Background: The inflammatory process underlying nasal polyposis is induced and perpetuated by the enhanced activity of several agents including transcription factors. It has recently been demonstrated that one of them, named nuclear factor-kappa B (NF-κB), is implicated in the regulation of multiple pro-inflammatory genes.
Objectives: The aim of the study was to identify using microarray technology which NF-κB-dependent genes are activated in nasal polyp (NP) samples compared to the control mucosa.
Material and methods: The transcriptional activity of genes was analyzed using an oligonucleotide microarray on 15 NPs and 8 cases of normal nasal mucosa.
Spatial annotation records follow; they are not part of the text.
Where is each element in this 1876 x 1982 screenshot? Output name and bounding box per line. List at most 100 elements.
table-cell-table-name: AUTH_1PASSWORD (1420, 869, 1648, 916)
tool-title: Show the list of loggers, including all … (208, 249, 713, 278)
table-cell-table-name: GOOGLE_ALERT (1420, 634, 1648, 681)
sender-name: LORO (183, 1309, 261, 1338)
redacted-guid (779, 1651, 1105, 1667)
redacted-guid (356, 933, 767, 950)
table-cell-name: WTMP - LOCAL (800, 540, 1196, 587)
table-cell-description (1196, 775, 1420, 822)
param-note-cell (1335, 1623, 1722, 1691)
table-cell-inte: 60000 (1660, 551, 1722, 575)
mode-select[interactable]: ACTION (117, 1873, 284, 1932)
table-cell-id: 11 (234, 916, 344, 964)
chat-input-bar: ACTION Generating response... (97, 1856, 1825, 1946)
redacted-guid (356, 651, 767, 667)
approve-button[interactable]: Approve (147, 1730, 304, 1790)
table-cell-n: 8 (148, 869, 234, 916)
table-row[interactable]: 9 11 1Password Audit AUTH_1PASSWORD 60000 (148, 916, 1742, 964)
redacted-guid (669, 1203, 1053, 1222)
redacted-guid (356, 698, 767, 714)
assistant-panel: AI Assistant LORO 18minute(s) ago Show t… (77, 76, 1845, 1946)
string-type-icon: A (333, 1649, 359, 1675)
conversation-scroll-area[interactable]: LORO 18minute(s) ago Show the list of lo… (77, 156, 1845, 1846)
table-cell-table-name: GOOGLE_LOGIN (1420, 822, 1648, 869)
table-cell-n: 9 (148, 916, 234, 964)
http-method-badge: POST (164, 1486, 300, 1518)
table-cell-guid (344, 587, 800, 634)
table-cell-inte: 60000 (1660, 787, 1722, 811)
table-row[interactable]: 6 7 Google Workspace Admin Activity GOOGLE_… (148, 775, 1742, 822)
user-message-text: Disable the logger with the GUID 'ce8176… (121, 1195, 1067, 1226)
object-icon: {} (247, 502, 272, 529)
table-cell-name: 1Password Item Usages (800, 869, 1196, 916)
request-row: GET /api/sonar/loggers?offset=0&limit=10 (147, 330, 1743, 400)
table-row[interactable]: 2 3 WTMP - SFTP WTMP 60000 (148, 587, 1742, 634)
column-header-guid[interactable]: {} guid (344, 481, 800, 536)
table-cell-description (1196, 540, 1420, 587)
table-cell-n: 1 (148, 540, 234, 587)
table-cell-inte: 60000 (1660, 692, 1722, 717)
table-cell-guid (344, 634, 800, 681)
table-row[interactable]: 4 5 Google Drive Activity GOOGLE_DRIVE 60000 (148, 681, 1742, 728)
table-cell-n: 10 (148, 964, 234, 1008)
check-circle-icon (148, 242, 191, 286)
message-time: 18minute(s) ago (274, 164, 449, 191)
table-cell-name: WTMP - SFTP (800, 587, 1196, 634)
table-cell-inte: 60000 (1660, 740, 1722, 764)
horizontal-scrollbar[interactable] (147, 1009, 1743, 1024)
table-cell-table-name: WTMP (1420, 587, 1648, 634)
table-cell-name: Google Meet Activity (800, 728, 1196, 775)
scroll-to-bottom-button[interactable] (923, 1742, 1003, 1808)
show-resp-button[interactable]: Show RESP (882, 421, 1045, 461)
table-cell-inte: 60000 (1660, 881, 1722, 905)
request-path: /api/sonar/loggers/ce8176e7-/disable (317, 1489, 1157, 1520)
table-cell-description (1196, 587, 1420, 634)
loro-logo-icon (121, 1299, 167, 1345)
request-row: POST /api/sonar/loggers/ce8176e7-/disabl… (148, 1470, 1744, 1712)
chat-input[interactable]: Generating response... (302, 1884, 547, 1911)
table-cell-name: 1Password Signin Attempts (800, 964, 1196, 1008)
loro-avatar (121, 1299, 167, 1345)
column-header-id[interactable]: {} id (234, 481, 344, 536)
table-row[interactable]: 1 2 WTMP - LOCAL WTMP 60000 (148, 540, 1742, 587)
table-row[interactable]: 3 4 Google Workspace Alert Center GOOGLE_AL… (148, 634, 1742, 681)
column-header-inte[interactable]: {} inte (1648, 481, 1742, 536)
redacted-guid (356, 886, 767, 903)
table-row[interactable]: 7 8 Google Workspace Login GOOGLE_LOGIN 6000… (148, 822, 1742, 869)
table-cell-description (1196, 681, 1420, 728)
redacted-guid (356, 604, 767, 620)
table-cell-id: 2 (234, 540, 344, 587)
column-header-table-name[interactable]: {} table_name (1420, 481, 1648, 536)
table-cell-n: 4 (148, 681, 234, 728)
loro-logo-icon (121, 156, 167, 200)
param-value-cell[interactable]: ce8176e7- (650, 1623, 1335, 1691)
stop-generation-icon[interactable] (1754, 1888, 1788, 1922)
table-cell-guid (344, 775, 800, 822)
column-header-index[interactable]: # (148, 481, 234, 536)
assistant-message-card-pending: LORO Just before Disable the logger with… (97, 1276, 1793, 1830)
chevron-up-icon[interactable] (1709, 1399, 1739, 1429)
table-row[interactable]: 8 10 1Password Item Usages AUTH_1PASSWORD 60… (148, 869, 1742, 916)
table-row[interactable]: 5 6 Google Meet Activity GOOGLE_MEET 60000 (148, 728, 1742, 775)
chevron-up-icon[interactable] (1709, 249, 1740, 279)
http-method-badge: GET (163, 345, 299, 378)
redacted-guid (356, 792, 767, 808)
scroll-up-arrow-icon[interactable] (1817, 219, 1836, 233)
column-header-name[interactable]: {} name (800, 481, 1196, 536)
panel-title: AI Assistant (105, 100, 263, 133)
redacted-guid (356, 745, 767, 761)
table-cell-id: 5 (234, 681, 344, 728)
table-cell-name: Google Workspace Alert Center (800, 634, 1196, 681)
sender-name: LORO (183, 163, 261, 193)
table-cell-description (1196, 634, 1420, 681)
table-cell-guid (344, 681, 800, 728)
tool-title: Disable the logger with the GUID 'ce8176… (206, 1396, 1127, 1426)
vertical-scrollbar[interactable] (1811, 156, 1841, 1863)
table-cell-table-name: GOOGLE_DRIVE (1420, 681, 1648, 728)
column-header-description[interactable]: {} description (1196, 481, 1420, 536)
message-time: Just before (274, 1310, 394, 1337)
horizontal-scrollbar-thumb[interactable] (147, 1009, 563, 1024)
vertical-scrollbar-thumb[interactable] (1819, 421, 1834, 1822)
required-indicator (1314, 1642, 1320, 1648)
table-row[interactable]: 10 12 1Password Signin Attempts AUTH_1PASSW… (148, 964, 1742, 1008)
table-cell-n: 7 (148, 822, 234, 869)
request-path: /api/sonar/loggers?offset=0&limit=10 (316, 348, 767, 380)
Results: Gene expression patterns obtained in NPs were significantly different from those in normal mucosa. NPs and control cases clustered separately, each of them with large homogeneity in gene expression. Among 582 human NF-κB-dependent genes 25 showed a significantly higher expression in NPs compared to the control. The largest increase focused on gene encoding TFF3 (a 5-fold higher expression) followed by NOS2A (5x), SERPINA1 (4x), UCP2 (4x), OXTR (4x) and IL8 (3x) (p<0.05). In healthy mucosa 19 genes presented increased transcription activity compared to NPs. The most significantly enhanced levels were shown LTF gene (20 fold) followed by KRT6B (7x), LYZ (7x), SD11B2 (5x) and MMP3 (4x) (p<0.05).
Conclusions: DNA microarray technology highlights the involvement of many unsuspected pathologic pathways which could be involved in NP growth. The identification of novel disease-related genes may help to understand the biology of NPs and elaborate new targeted therapy.